Despite growth, personal loan debt is smallest piece of the full debt picture
When it comes to total debt, personal loans make up a small portion: Only 1% of the overall debt that Credit Karma members carry is personal loan debt, based on a June 2018 analysis of more than 60 million members in the U.S.
But even though personal loans represent a relatively insignificant piece of the total debt picture, a single personal loan can represent major debt in a person’s life.
Credit Karma found that among its analyzed members, millennials with personal loans have more than $5,400 in personal loan debt on average, while Gen Xers with personal loans have more than $8,200 on average in personal loan debt. Baby boomers average out at more than $7,900.

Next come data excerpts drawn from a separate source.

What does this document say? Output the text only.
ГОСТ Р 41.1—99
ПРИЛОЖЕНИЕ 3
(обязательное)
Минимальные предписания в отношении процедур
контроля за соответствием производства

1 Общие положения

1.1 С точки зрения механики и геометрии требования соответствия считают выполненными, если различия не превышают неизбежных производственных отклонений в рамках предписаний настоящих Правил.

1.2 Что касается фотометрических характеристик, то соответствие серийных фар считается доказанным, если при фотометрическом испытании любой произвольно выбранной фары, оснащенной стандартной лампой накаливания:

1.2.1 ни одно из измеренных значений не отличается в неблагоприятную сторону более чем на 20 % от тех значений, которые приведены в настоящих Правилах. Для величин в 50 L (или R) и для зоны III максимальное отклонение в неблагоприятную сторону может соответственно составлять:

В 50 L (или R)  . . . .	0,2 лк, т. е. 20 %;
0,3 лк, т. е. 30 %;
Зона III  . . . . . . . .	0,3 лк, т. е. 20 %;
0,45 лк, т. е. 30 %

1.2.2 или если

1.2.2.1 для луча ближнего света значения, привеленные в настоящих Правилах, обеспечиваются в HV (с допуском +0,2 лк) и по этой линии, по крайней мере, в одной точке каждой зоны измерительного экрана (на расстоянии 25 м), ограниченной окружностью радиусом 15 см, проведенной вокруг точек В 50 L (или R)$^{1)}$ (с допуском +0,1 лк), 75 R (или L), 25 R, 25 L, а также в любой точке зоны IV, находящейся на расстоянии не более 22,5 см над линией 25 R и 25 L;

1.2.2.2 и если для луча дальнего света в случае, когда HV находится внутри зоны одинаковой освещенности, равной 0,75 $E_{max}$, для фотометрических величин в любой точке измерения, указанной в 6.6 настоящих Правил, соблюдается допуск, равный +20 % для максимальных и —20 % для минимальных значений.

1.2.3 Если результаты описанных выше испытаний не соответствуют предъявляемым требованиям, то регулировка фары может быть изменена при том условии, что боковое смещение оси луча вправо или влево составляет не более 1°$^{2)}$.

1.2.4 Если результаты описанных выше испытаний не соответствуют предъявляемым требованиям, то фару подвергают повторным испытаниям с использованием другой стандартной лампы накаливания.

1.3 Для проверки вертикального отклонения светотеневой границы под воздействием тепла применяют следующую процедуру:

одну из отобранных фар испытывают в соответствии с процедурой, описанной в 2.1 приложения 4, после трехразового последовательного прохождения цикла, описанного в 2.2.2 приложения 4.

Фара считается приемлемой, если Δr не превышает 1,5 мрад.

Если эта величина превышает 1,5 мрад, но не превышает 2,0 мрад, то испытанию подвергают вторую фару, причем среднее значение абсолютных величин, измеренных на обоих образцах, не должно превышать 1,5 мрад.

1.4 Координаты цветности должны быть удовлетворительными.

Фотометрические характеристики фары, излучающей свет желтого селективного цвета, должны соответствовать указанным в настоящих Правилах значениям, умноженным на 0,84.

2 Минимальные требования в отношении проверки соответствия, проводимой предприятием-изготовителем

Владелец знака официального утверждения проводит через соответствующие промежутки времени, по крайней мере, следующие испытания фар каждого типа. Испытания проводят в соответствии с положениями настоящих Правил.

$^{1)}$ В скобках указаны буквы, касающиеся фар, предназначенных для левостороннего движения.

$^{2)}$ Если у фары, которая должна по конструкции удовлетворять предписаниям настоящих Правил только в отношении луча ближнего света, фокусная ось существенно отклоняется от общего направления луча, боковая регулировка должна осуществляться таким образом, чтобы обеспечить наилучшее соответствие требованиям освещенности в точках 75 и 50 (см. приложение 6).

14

Gen X members also shoulder most of the personal loan debt burden, collectively holding 53% of all personal loan debt.
As for total debt, mortgage and student loan debt make up the majority of the puzzle, comprising 62% and 13% of members’ total debt, respectively.
Tips for smart personal loan use
- Before you borrow, make sure the lender is legitimate. Many fintech and online lenders have cropped up in recent years. If you’re not sure whether you can trust a lender, consider cross-checking the company’s name with the Consumer Financial Protection Bureau or Better Business Bureau before applying.
- Make sure a personal loan is your best option. Personal loans can certainly provide the cash you need for a handful of financially demanding scenarios. However, a personal loan may not necessarily be the best option for your situation. Make sure to shop around and consider your full suite of alternatives. For example, are you considering a personal loan to help alleviate your credit card debt? If you have good credit, you may qualify for a balance transfer credit card with a 0% intro APR (annual interest rate). If you can pay off that balance before the introductory rate ends and the interest rate goes up, a balance transfer card may be a better option.
- Know your APR and fees. Personal loan APRs and fees can vary from lender to lender, and the APR can make a big difference in how much you pay over the life of your loan. Before you sign on the dotted line, be sure you look for the best interest rate for you (APRs typically range from around 5% to 36% depending on your credit health and the lender). Also ask if the lender will charge an origination fee, and be aware of any prepayment penalties. That’s right, some lenders charge a fee if you pay off your loan early.
Methodology
To compare growth of personal loan originations over time, Credit Karma analyzed personal loan origination data contained in credit report data from 2013 to 2017 for more than 15 million Credit Karma members in the U.S. who are currently enrolled in Credit Karma credit monitoring services and have opened a personal loan since 2013. To determine the top 100 lenders, Credit Karma narrowed its analysis to look at the 100 lenders with the most personal loan originations for each year. The top 100 lenders comprised 63% of the total personal loan originations for 2013-2017. To determine how to classify each lender — bank, storefront, credit union, fintech or other — Credit Karma developed definitions for each lender type based on industry terms and definitions, then sorted each of the top 100 lenders into its respective category based on its adherence to each category’s definition.
To determine how much debt and the type of debt members carry, Credit Karma analyzed June 2018 credit report data for more than 60 million Credit Karma members in the U.S.
To determine why people apply for personal loans, we drew on information provided by approximately 1.5 million U.S. Credit Karma members who sought prequalification for a personal loan through Credit Karma’s website or mobile app between Jan. 1 and March 26, 2018. In the prequalification process, members self-report individual annual income and their reason for seeking a personal loan. Prequalification applicants may or may not have applied for and received approval for a personal loan through one of Credit Karma’s marketing partners.
The percentages reported in this article have been rounded to the nearest whole percent.